Analog ist besser: Auch der Pop besinnt sich auf den Originalklang. Ein besonders schönes Retro-Album bringt jetzt der Londoner Sänger Jonathan Jeremiah heraus.

Ganz große Gefühle, dieses Gesetz gilt noch immer im Pop, müssen mit größtmöglicher Streicherbegleitung zelebriert werden. Es ist ein orchestraler Strudel aus glissandierenden Geigen und gedämpften Bläsern, über den ein strahlender Bariton hinwegtanzt wie die untergehende Sonne über die Wellenspitzen eines wogend-bewegten Meeres. Inbrünstig beschwört die Stimme eine ganz besondere Liebe: „And you’re never gonna give me up ’cos I’m never gonna let you down / And you’re never gonna walk away ’cos I’m always gonna be around.“ Verkündet wird da nicht weniger als die Verschmelzung eines „Ich“ und „Du“ zu einem unzertrennlichen „Wir“.

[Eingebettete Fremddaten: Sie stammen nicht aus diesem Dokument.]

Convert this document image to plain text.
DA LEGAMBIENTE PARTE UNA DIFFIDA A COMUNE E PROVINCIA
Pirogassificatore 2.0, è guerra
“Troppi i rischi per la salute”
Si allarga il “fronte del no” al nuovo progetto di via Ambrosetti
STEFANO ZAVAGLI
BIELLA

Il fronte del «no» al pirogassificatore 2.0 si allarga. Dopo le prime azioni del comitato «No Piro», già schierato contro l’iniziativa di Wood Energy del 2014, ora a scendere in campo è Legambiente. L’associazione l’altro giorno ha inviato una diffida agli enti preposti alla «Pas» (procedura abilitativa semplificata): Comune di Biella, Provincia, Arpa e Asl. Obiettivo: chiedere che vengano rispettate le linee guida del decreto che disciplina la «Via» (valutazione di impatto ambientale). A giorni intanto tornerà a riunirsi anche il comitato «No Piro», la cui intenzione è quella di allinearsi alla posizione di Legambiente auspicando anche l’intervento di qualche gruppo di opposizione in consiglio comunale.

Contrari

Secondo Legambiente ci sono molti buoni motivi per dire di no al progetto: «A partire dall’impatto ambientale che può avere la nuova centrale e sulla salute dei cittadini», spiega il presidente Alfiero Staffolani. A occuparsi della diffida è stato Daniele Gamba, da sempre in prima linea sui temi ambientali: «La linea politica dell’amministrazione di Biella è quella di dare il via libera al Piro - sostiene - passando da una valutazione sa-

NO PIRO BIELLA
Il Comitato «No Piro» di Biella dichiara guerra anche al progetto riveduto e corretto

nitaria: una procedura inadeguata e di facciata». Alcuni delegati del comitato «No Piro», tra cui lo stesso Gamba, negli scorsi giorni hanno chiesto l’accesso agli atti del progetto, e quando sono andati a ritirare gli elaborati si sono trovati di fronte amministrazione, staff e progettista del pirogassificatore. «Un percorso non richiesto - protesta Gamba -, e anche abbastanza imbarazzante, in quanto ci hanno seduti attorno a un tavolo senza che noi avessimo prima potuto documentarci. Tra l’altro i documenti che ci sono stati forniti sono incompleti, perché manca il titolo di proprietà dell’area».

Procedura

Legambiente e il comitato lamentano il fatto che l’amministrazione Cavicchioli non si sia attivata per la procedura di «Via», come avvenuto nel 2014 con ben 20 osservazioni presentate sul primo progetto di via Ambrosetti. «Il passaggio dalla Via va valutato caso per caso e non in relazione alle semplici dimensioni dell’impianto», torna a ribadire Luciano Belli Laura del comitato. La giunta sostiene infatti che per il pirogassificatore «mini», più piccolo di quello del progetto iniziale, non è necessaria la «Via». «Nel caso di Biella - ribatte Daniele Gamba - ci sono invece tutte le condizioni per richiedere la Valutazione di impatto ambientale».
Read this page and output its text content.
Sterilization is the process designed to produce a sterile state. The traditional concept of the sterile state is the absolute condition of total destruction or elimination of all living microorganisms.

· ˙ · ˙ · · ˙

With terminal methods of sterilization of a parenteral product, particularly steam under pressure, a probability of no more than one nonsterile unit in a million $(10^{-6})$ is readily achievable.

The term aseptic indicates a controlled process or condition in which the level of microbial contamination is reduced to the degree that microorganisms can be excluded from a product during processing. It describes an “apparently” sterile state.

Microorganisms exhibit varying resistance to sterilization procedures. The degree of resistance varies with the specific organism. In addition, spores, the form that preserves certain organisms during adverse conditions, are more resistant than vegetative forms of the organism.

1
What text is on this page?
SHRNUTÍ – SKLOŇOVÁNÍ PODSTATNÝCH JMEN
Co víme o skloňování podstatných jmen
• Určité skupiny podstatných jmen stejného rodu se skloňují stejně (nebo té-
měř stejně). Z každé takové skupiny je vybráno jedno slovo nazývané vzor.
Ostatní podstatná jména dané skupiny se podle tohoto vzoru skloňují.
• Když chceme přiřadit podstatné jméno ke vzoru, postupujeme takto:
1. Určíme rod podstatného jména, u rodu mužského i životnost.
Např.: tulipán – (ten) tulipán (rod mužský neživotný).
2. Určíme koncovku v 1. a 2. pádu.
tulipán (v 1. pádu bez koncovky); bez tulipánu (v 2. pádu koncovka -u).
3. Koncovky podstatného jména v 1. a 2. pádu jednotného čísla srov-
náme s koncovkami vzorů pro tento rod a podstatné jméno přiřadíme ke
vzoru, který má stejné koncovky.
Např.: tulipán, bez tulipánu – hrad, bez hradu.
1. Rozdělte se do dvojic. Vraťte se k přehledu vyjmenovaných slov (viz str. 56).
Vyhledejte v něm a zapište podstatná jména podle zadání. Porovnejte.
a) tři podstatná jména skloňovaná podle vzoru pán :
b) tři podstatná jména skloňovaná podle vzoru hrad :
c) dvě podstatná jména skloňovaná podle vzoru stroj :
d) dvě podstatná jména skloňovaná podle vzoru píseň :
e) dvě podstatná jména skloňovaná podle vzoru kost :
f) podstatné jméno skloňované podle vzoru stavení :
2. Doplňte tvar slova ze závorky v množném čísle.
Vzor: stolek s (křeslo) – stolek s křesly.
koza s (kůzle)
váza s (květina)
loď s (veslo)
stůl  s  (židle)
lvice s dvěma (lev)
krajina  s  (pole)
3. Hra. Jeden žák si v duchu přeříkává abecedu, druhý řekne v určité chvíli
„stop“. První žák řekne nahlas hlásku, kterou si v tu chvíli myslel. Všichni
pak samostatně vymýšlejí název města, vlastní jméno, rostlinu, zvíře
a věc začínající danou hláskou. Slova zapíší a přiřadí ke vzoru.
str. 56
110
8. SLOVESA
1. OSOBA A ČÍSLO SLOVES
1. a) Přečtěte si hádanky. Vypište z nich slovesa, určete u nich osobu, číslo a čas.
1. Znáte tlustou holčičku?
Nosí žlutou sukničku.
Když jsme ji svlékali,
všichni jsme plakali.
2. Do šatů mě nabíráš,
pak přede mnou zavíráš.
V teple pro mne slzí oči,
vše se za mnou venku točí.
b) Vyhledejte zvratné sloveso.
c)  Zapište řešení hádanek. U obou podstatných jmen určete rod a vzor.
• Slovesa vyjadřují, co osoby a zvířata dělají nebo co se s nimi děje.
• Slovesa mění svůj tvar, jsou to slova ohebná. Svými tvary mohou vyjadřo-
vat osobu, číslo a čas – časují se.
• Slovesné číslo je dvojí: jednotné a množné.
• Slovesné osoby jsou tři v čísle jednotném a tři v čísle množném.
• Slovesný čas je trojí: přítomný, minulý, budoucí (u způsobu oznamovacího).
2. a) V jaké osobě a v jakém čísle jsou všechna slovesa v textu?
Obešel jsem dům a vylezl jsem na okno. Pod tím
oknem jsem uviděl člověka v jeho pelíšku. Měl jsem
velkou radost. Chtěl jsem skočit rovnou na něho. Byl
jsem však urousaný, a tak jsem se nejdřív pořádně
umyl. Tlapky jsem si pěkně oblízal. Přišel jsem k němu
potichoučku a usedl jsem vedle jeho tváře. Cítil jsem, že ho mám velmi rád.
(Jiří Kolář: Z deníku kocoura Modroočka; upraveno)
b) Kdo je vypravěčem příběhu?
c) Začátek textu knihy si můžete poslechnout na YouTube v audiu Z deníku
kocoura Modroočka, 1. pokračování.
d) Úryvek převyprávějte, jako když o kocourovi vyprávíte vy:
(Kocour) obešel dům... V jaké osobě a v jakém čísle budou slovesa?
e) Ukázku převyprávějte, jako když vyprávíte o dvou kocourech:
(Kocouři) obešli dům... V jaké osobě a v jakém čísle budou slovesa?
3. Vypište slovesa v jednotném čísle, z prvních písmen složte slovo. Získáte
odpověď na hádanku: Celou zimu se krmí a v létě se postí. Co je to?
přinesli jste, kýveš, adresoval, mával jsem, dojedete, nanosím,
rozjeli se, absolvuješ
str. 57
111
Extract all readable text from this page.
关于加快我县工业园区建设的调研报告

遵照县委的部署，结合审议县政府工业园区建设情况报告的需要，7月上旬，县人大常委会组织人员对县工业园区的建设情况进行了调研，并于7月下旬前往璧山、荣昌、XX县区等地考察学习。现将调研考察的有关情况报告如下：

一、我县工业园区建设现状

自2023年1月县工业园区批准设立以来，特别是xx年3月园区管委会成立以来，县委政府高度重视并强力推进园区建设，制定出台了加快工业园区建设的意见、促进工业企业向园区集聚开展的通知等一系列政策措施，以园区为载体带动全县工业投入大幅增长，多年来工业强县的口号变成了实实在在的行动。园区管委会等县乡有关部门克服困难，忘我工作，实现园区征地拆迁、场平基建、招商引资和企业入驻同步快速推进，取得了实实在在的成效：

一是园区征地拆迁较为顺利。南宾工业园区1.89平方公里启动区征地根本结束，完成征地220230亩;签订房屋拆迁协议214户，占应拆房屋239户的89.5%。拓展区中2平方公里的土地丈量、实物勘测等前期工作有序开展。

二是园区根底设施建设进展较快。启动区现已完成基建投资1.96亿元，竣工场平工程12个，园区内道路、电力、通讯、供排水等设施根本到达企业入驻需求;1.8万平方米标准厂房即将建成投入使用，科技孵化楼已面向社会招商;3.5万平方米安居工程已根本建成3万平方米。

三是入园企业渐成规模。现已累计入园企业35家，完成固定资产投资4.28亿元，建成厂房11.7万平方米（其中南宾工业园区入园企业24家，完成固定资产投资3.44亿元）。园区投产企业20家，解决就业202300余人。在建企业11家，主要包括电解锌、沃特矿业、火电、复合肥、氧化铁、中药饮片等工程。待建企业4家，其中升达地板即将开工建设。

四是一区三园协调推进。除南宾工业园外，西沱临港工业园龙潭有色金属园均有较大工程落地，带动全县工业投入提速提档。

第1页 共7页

Beim ersten Hören wirkt „Never Gonna“, eine weder an lyrischem Pathos noch an symphonischem Pomp sparende Ballade, wie ein akustisches Déjà-vu-Erlebnis. Ist das vielleicht ein unbekannter Song des walisischen Soul-„Tigers“ Tom Jones aus den späten sechziger Jahren? Oder ein Werk des Zeitlupenbeat-Melancholikers Scott Walker aus einer ungewöhnlich sonnendurchfluteten Phase in den frühen Siebzigern? Alles falsch. „Never Gonna“ gehört zu den Höhepunkten des gerade erschienenen Debütalbums „A Solitary Man“ von Jonathan Jeremiah und stammt aus dem Sommer 2011.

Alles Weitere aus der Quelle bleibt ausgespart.